第14回講座 授業研究講座全体を通して見えてくる課題と成果 
9月12日(火)15:20~16:20

講師 吉田研作(上智大学名誉教授 日本英語検定協会会長)

概要
テーマ

各校の授業実践を振り返って

講師

吉田研作(上智大学名誉教授 日本英語検定協会会長)

概要

各校の授業及びその後のディスカッション、また、講師の先生方のお話を通して、この講座の成果が随所に現れていて、感心しました。全体を通して外国語活動、外国語、そして小中連携、JTEお一人の授業からALTとのティーム・ティーチングまで、小学校英語でみられるほぼ全ての形態が実現されていました。全体としては非常に良い授業ばかりだと思いますが、いくつか気になった点について今回の講義でお話しさせていただきます。

1)スモール・トークについて。本授業で扱われる表現や言語形式にどれだけ限定するべきものなのか。本時の「めあて」の前が良いのか後が良いのか。
2)文法(例えば、3人称単数のの-sはどこまで実用なのか(生徒へのインプットと生徒のアウトプットの関係)
3)日本語がどこまで必要なのか(生徒自らの「気づき」の機会を奪ってしまっていないか)
4)小中連携は何を共有することなのか(内容、単語、構文、それとも教授法)
5)recast repetition, requesting, confirmation等の関係
6)中間評価の役割及び振り返りなどについて

事前課題

下記のようなポイントからもう一度各校の授業を見直してみること、また、事後課題は、講義の後、もう一度各校の授業を見直してみること

1)スモール・トークについて。本授業で扱われる表現や言語形式にどれだけ限定するべきものなのか。本時の「めあて」の前が良いのか後が良いのか。
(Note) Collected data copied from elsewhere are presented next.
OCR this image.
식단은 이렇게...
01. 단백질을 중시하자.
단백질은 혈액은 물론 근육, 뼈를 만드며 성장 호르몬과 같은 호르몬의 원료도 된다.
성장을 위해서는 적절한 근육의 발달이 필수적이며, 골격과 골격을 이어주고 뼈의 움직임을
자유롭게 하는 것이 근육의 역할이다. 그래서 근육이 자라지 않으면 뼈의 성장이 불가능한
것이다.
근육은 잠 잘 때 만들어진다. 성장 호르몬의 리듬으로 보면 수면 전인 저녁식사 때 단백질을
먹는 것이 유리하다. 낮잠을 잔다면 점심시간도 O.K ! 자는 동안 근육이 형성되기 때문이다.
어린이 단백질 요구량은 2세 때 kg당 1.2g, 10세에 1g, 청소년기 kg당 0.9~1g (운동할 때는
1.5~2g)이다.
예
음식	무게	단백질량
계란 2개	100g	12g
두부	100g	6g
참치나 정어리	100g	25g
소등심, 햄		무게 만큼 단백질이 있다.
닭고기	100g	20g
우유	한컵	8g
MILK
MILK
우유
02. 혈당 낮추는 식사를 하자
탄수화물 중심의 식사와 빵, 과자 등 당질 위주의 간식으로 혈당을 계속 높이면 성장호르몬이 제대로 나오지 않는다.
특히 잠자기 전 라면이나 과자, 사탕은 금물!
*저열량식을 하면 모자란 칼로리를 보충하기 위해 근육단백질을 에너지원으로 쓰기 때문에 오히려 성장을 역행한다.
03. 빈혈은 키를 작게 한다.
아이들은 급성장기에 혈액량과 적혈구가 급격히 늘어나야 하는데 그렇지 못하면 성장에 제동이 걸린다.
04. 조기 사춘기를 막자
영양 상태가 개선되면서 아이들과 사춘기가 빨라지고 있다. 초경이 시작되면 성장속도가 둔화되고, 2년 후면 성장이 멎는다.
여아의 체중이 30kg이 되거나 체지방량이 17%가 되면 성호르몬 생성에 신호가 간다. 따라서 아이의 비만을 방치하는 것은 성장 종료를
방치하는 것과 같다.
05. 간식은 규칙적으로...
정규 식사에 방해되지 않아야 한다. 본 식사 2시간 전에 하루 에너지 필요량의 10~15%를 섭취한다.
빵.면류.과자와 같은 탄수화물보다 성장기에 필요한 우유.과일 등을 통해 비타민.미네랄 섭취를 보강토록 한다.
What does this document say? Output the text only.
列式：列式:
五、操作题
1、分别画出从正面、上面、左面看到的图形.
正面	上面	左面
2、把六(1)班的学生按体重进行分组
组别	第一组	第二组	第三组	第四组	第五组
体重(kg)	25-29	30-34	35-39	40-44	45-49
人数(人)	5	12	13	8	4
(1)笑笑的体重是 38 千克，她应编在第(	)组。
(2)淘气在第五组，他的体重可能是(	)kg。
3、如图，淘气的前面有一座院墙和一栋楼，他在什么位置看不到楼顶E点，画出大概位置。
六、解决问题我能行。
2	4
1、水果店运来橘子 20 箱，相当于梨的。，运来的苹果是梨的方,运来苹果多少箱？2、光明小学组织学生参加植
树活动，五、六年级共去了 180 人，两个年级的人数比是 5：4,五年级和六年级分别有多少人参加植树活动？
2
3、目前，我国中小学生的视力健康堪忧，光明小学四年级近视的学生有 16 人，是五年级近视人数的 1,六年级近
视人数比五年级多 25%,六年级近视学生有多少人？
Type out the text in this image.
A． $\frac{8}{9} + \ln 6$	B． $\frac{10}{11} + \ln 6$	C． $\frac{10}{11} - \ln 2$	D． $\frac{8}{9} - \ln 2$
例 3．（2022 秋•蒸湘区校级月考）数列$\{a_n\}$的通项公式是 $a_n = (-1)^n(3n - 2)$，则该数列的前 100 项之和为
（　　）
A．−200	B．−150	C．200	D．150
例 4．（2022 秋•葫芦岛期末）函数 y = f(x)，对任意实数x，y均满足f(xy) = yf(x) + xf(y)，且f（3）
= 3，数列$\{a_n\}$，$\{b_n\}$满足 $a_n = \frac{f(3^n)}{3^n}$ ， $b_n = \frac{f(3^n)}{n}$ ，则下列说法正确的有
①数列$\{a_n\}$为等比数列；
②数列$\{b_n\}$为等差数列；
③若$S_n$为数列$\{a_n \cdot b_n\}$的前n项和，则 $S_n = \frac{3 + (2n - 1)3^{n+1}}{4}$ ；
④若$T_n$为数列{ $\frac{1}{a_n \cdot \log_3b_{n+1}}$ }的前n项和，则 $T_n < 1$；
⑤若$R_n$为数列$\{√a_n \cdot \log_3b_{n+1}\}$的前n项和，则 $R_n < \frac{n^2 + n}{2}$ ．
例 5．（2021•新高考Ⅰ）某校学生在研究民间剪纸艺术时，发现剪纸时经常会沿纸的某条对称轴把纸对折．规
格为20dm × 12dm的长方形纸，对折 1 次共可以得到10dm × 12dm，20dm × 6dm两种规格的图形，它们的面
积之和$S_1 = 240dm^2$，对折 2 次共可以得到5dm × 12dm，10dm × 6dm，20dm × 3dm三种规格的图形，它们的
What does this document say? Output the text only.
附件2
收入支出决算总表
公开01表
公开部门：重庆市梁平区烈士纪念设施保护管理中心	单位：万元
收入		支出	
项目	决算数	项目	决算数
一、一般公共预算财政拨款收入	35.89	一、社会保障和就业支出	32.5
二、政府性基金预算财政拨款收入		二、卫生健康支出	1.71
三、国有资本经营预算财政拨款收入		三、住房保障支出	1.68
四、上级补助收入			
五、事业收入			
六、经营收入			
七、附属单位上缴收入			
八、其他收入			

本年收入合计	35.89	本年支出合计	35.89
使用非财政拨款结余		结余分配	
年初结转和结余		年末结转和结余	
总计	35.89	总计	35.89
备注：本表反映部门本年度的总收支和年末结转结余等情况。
2)文法(例えば、3人称単数のの-sはどこまで実用なのか(生徒へのインプットと生徒のアウトプットの関係)

3)日本語がどこまで必要なのか(生徒自らの「気づき」の機会を奪ってしまっていないか)

4)小中連携は何を共有することなのか(内容、単語、構文、それとも教授法)

5)recast repetition, requesting, confirmation等の関係

6)中間評価の役割及び振り返りなどについて

講座資料

講座アーカイブ動画

講座評価アンケートに寄せられた質問に対する回答

講師への質問

Q1

スモールトークの代わりに毎時間歌を歌っています。デジタル教材についているチャンツです。それでもスモールトークのように導入になりますか?

A1

もちろんなります。児童がこれから英語を勉強するのだという気持ちになることが大切です。もう一点、歌やチャンツが良いのは、声出しの練習になることです。一度声を出しておけば、その後の活動でも声が出やすくなると思います。

Q2

授業者に、英語に苦手意識があるとき、どのようにすれば良いかアドバイスをいただきたいです。

A2

児童が英語が苦手だと言ってきたとき、先生はなんとおっしゃいますか?多分、間違えても大丈夫だから楽しんで英語を使ってみよう、のような形で励まされるのではないでしょうか。もしそうなら、その同じ励ましのことばを自分に言ってあげてください。

Q3

話すことから書くことへの円滑な接続についてどうしたらよいかお聞きしたいです。

A3

学習指導要領では、各活動は音声で慣れ親しんだ英語を見て文字で認識し(リーディング)、認識した文字を「書き写す」ように言っています。一番良いのは音声での認識、認識したものを文字で確認し、文字で確認したものを書き写す、というプロセスでしょう。小学校ではスぺリングテストなどはしませんので、書き写す機会を十分確保できればそれで良いと思います。

Q4

いわゆる「課題」と「まとめ」の「まとめ」のあり方について伺いたいです。様々な方の指導案を拝見しましたが、本時の課題(というよりも目標なのでしょうか)はわかりますが、いわゆる他教科でもある「まとめ」は見つけられませんでした。必要ないのでしょうか?

A4

先生は授業の最初に「めあて(課題)」を提示し、それを本時でできるように授業を組み立てるでしょう。最後は先生の「まとめ」があっても構いませんが、それより大切なのは、児童が最初に提示された「めあて」ができるようになったか、という「振り返り」です。振り返りで今日のめあてだった「~ができるようになる」という目標をどこまで達成できたかを児童自身に問う。例えば、「できるようになった」「大体できるようになった」「まあまあできるようになった」「あまりできるようにならなかった」で答えてもらうと同時に授業に対する児童の感想等を書いてもらうので良いと思います。

Q5

吉田先生はCLILについて、小学校での授業に取り入れる事は、どうお考えでしょうか?12月に6年生対象の、社会科からのアイヌの題材で、CLIL風の研究授業をするのですが、事前の協議で市の研究会の方に、難し過ぎる、6年生はアイヌに興味もたない、等々否定的なご意見をいただきました。心が折れそうです。何かアドバイスがあれば、教えて下さい。よろしくお願いします。

A5

6年生がアイヌに興味を持つかどうかは、英語以前の問題ですので、まず、日本語でアイヌについて児童がどれだけ知っていてどう思っているかについて聞くことが大切だと思います。色々な音声、視覚資料(かたりべの話や音楽、踊りなど)を用いて、アイヌがどのような人たちで、どのような生活をし、現在どうなっているのかなどについて児童の興味を向けることが必要のように思います。例えば、昔は口頭でのみ伝承されていたアイヌ文化を、有名な言語学者金田一京介の指導の下、『アイヌ神話集』にまとめ、わずか19歳で亡くなった知里幸恵さんの話などは心に響くものがあるかもしれません。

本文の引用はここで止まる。